Monday, May 11, 2009

Bhindi Amchur

This is my version of Bhindi Amchur

Category Main course vegetable
Region All of India
Also Called Several names (depending upon the region)
Descriptive English Name Spicy Okra (Spicy Lady's Fingers)
Served Hot, with roti (whole wheat Indian bread), or steamed white rice
Serves 4
Cooking Time 20 minutes


  • 500 gms Bhindi or Okra
  • 2 Onions
  • 1/4tsp Jeera
  • 1/2 tsp Turmeric powder
  • 1 tsp Amchur powder (Dry mango powder)
  • 1 tsp Red chili
  • 2 tablespoons coriander powder
  • Asafetida a pinch
  • 1 tsp Garam masala
  • Coriander leaves
  • 3 tbsps Oil
  • Salt to taste


Wash the okra under running water.
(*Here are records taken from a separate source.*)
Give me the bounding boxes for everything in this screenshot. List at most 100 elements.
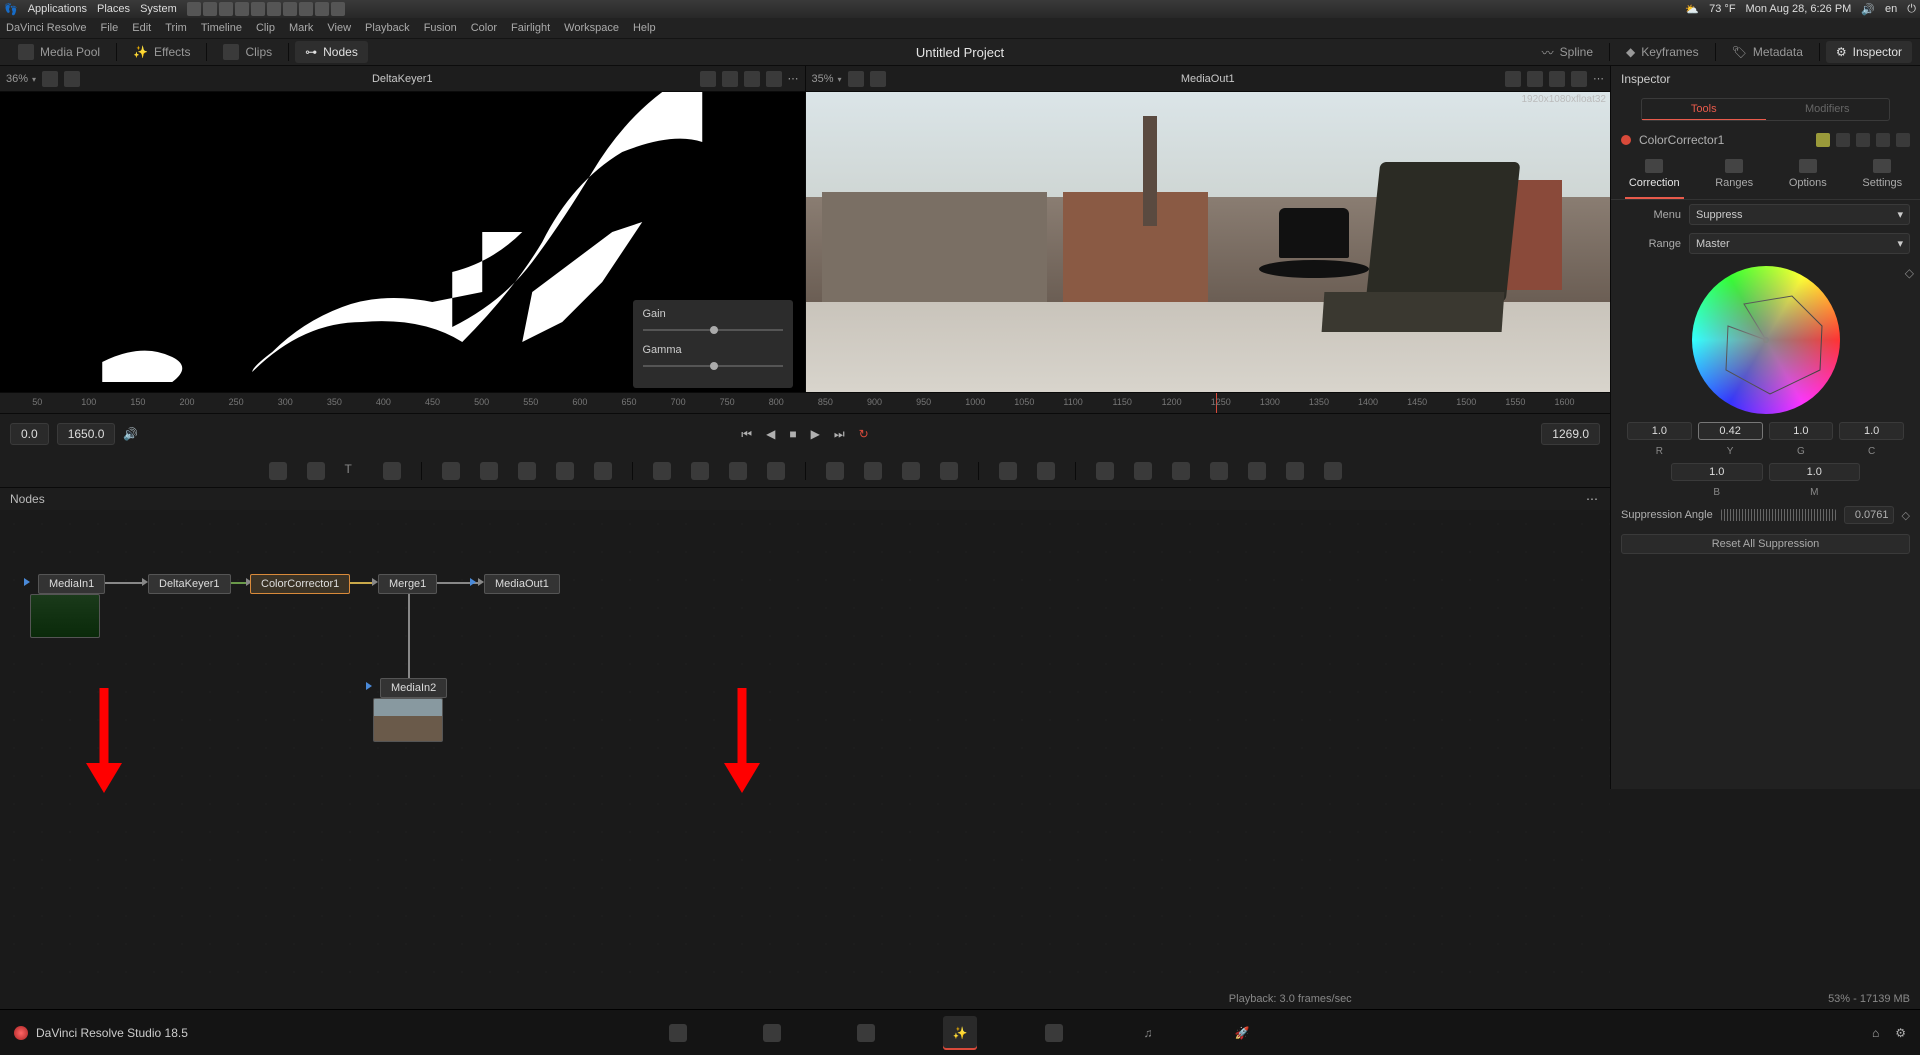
tool-icon[interactable] bbox=[480, 462, 498, 480]
tool-icon[interactable] bbox=[1172, 462, 1190, 480]
node-colorcorrector1[interactable]: ColorCorrector1 bbox=[250, 574, 350, 594]
tab-tools[interactable]: Tools bbox=[1642, 99, 1766, 120]
keyframe-dot-icon[interactable] bbox=[1816, 133, 1830, 147]
tool-icon[interactable] bbox=[864, 462, 882, 480]
tool-icon[interactable] bbox=[902, 462, 920, 480]
menu-mark[interactable]: Mark bbox=[289, 22, 313, 34]
page-deliver[interactable]: 🚀 bbox=[1225, 1016, 1259, 1050]
tc-start[interactable]: 0.0 bbox=[10, 423, 49, 445]
menu-select[interactable]: Suppress▾ bbox=[1689, 204, 1910, 225]
menu-color[interactable]: Color bbox=[471, 22, 497, 34]
subtab-options[interactable]: Options bbox=[1785, 155, 1831, 199]
subtab-settings[interactable]: Settings bbox=[1858, 155, 1906, 199]
val-g[interactable]: 1.0 bbox=[1769, 422, 1834, 440]
fit-icon[interactable] bbox=[848, 71, 864, 87]
tool-icon[interactable] bbox=[767, 462, 785, 480]
pin-icon[interactable] bbox=[1856, 133, 1870, 147]
section-metadata[interactable]: 🏷Metadata bbox=[1722, 41, 1813, 63]
page-color[interactable] bbox=[1037, 1016, 1071, 1050]
node-deltakeyer1[interactable]: DeltaKeyer1 bbox=[148, 574, 231, 594]
menu-help[interactable]: Help bbox=[633, 22, 656, 34]
zoom-left[interactable]: 36% bbox=[6, 73, 36, 85]
cube-tool-icon[interactable] bbox=[1248, 462, 1266, 480]
particles-tool-icon[interactable] bbox=[999, 462, 1017, 480]
reset-icon[interactable] bbox=[1896, 133, 1910, 147]
menu-playback[interactable]: Playback bbox=[365, 22, 410, 34]
zoom-right[interactable]: 35% bbox=[812, 73, 842, 85]
fit-icon[interactable] bbox=[42, 71, 58, 87]
power-icon[interactable]: ⏻ bbox=[1907, 3, 1916, 16]
time-ruler[interactable]: 5010015020025030035040045050055060065070… bbox=[0, 392, 1610, 414]
keyframe-diamond-icon[interactable]: ◇ bbox=[1905, 266, 1914, 280]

Cut off the ends of the okra. Pat the okra dry with a clean kitchen towel. If you leave them wet, your dish will end up sticky and slimy. Slice into halves and set aside.

In a thick base frying pan , heat the oil add Jeera and stir-fry the onions until they become golden.Add okra or Bhindi along with all spices EXCEPT garam masala & Amchur.Stir it properly.Fry it till it turns crisp. But do not stir vigorously as this will cause the okra to get mashed. Do not cover it very tight otherwise Okra will get mashed in steam & will loose its crispiness (Cook for about 20 minutes on low flame).Once cooked add Gram masala over it followed by amchur powder. Garnish with coriander leaves.

Smart tips:

Do not cook after adding garam masala & amchur.

Make sure there is no water in Okra once you start cooking otherwise it will make the dish sticky.


Juhi said...

Hi Meghana,
Nice blog......I especially like the smart tips sections......keep up the good work.